Er kreischt, als das Licht die dunklen Nebelschwaden zerreißt. Am Ende fallen leblose alte Knochen zu Boden und mit ihnen Linea.
Zitternd sitzt sie da und wischt sich den Schweiß von der Stirn.
Nur einen Moment gönnt sie sich die Ruhe die Augen zu schließen. Nur einen kurzen Moment.

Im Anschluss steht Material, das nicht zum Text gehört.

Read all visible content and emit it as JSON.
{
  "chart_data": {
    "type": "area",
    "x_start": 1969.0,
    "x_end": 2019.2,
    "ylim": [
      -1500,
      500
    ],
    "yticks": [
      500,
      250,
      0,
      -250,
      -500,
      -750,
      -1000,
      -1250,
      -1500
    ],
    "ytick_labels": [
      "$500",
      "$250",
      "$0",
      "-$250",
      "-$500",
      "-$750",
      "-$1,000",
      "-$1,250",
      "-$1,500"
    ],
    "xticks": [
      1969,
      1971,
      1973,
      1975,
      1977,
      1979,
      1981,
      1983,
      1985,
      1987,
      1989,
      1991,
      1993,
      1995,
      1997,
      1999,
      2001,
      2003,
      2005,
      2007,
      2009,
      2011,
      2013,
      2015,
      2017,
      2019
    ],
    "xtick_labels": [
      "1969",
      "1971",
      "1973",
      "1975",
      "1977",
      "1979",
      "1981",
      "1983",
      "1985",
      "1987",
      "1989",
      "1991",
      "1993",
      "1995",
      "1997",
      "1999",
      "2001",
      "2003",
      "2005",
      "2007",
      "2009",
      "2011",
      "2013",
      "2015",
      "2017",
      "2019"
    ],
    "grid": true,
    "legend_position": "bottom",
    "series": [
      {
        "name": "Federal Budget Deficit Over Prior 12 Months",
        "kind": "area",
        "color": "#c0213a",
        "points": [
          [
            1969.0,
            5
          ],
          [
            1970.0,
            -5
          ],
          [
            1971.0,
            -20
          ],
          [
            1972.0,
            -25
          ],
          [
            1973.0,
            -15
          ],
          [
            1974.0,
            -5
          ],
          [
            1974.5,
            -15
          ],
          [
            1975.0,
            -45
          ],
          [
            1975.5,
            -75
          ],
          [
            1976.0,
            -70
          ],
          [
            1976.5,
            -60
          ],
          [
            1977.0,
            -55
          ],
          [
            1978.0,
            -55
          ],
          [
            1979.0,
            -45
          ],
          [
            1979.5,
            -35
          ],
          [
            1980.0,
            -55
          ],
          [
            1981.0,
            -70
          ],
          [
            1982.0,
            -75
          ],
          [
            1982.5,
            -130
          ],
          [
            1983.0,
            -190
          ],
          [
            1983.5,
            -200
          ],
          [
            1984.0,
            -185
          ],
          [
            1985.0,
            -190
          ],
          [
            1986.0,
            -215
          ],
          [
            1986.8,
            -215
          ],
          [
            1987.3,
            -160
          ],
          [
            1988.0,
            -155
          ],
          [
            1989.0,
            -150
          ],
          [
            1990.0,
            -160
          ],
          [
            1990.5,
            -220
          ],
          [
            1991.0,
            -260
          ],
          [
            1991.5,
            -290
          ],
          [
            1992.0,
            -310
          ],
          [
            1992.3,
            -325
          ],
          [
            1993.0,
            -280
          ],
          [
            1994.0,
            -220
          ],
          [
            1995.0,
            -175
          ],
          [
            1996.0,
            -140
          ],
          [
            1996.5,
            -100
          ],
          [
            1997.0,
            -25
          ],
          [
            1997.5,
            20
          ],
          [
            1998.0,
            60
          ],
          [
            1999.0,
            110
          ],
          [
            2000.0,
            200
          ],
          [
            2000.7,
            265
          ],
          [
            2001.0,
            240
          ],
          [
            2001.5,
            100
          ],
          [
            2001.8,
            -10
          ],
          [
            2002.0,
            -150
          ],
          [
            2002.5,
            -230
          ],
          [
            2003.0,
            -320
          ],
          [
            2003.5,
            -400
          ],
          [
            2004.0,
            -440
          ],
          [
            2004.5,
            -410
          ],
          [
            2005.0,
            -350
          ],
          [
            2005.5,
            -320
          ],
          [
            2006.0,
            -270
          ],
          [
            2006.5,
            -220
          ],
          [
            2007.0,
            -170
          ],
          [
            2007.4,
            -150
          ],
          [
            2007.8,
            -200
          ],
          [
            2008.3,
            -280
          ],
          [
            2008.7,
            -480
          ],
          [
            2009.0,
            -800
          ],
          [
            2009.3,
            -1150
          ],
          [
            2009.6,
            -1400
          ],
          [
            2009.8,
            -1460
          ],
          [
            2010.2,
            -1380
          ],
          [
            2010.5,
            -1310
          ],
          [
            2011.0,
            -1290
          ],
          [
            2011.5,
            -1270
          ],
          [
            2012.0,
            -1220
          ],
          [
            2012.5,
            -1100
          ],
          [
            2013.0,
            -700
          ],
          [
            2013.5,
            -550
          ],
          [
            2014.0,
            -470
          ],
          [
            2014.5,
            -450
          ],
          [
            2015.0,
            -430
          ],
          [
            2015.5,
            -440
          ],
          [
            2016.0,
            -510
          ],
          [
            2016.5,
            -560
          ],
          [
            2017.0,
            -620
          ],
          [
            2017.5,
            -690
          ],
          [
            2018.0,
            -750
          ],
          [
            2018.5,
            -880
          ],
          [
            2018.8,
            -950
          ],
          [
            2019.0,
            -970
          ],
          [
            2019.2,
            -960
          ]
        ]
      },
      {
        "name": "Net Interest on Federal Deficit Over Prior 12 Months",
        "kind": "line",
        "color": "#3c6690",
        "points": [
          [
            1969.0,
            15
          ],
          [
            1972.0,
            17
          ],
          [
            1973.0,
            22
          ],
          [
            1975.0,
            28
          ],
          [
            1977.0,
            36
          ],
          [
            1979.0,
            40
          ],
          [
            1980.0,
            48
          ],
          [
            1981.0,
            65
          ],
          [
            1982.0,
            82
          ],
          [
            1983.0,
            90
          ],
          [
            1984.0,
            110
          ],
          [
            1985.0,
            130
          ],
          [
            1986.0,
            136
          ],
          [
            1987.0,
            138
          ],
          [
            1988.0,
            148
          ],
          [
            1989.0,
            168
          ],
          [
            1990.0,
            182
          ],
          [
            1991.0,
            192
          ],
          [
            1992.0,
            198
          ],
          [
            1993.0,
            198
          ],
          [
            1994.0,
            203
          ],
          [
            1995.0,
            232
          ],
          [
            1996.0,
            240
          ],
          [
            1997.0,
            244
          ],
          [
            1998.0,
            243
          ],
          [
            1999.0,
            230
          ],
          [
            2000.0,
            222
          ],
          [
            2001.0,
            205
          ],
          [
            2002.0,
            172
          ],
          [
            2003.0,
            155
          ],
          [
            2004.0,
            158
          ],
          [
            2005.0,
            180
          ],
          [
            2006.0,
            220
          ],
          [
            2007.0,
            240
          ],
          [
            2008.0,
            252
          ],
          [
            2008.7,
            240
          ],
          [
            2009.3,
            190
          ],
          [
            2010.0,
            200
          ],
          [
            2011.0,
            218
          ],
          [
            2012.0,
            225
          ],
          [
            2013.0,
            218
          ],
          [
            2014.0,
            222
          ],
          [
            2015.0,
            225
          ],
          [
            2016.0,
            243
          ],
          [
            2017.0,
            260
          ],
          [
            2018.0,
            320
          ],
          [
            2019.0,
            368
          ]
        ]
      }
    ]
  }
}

Schwankend erhebt sie sich, zieht die Kapuze wieder über ihren Kopf und läuft auf den, am Boden liegenden, Jihana zu.
"Bitte, bitte, töte mich nicht. Ich will doch leben", gurrt er und hört sich fast so weinerlich an wie Harbaet zuvor. Wenn er zu so etwas überhaupt fähig ist.
"Du lebst schon lange nicht mehr", erwidert sie kalt und rammt ihm ihren Dolch in den Hals. Erneut lässt sie ihre Magie in ihn fließen und hört dem lauten Gurgeln zu, das fast wie Melodie in ihren Ohren klingt.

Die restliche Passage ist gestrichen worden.